Judith Torma blogt seit 2007 hier auf dem Rhetorikblog. Als Tübinger Rhetorikerin unterrichtet sie seit 2003 Jahren Führungskräfte in mittelständischen Unternehmen. Hier auf dem Blog verschenkt Sie Rhetoriktipps und freut sich über den Dialog mit Ihren Lesern & Hörern.

Your Signature

  1. Danke liebe Judith, dass du dieses Thema so ausführlich aufgegriffen hast. Denn auch mich beschäftigt dieses Thema weiter, seit ich den Blogbeitrag schrieb.
    Und deine Beispiele erweitern das Thema noch einmal.

    Für mich – merke ich beim Lesen – macht es wohl schon mal einen großen Unterschied, ob ich schreibe oder rede. Wobei ich keine „Reden“ halte im Sinne von öffentlichen Vorträgen, sondern ich gebe öffentliche Workshops auf Kongressen und ansonsten mache ich meine Trainings und Seminare. Und da habe ich nie den Anspruch, eine perfekt geschliffene Rede zu halten. Die sind mir oft auch eh zu glatt und einstudiert. Da darf ich ein normaler Mensch sein, der sich auch schon mal verspricht, nach einem Wort sucht oder sich verhuddelt- und dann drüber lacht. Öffentlich.

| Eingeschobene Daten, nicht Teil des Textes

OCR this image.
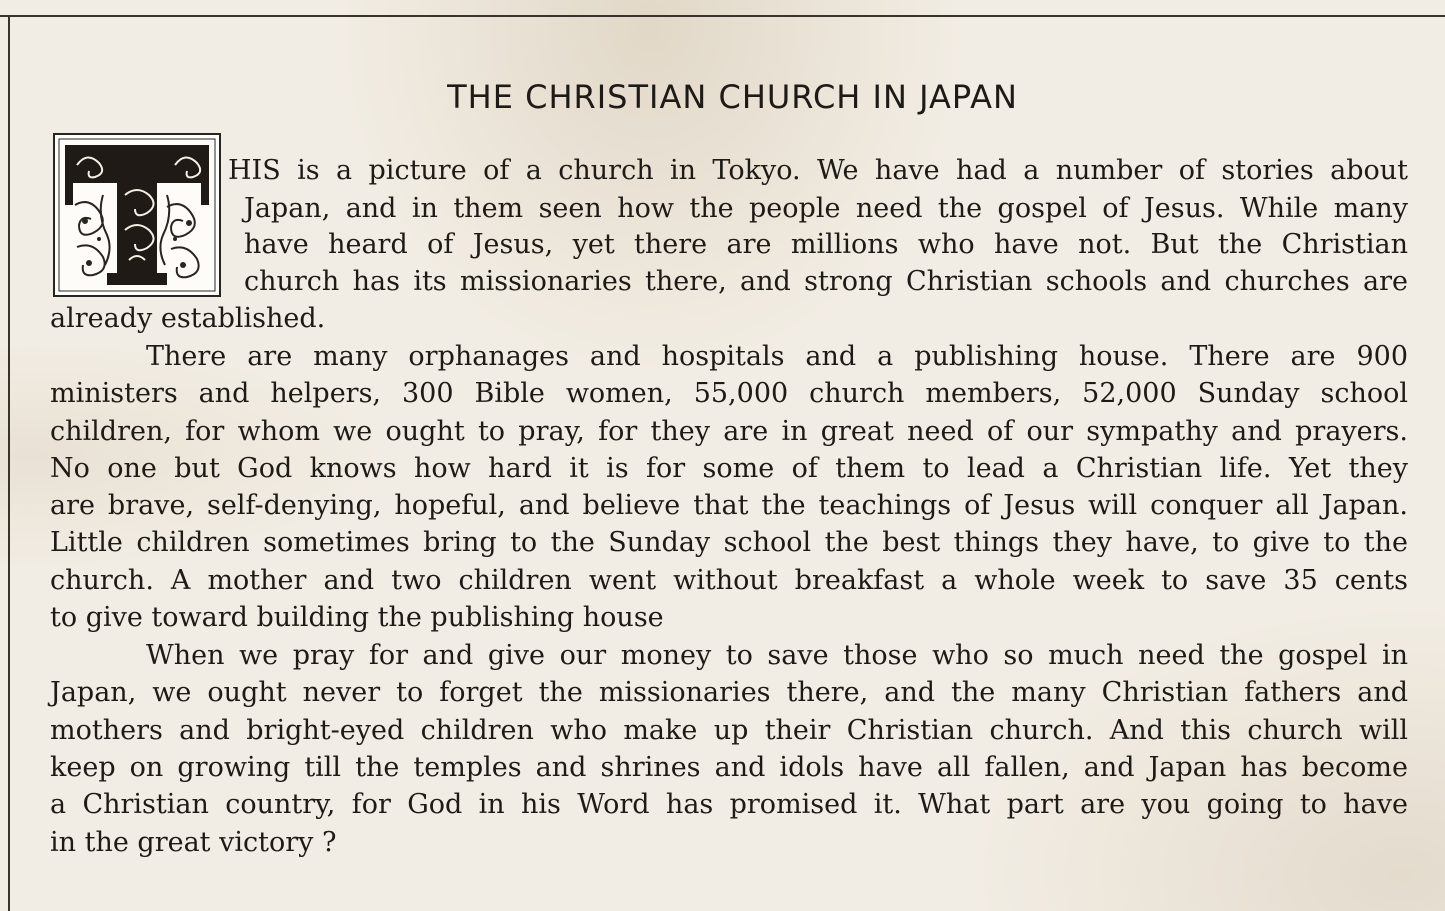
THE CHRISTIAN CHURCH IN JAPAN
HIS is a picture of a church in Tokyo. We have had a number of stories about
Japan, and in them seen how the people need the gospel of Jesus. While many
have heard of Jesus, yet there are millions who have not. But the Christian
church has its missionaries there, and strong Christian schools and churches are
already established.
There are many orphanages and hospitals and a publishing house. There are 900
ministers and helpers, 300 Bible women, 55,000 church members, 52,000 Sunday school
children, for whom we ought to pray, for they are in great need of our sympathy and prayers.
No one but God knows how hard it is for some of them to lead a Christian life. Yet they
are brave, self-denying, hopeful, and believe that the teachings of Jesus will conquer all Japan.
Little children sometimes bring to the Sunday school the best things they have, to give to the
church. A mother and two children went without breakfast a whole week to save 35 cents
to give toward building the publishing house
When we pray for and give our money to save those who so much need the gospel in
Japan, we ought never to forget the missionaries there, and the many Christian fathers and
mothers and bright-eyed children who make up their Christian church. And this church will
keep on growing till the temples and shrines and idols have all fallen, and Japan has become
a Christian country, for God in his Word has promised it. What part are you going to have
in the great victory ?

    Beim Schreiben merke ich, dass ich da doch auch eher dazu neige, ganz perfekt sein zu wollen. Zumindest, was Rechtschreibung und Vertipper angeht. Obwohl ich weiß, dass ich das nicht immer verhindern kann. Ich schreibe auch oft schnell und spontan- sonst geht die Idee oder die Energie flöten. Und ich selbst stolpere auch darüber, wenn ich bei anderen Tippfehler finde.

    Weil es bei mir dann direkt den Eindruck hinterlässt (und ich weiß, dass das eine blöde „Bewertung“ ist), da hat jemand schnell was hingeschludert.

    Trotzdem passiert es mir natürlich auch. In einem Blogbeitrag finde ich es schon unangenehm (und kann es zum Glück korrigieren), bei meinem Newsletter ist es mir hochpeinlich. Da reicht es schon, dass die verschiedenen E-Mail Programme mein Format ganz unterschiedlich darstellen. Was mich sehr aufregt.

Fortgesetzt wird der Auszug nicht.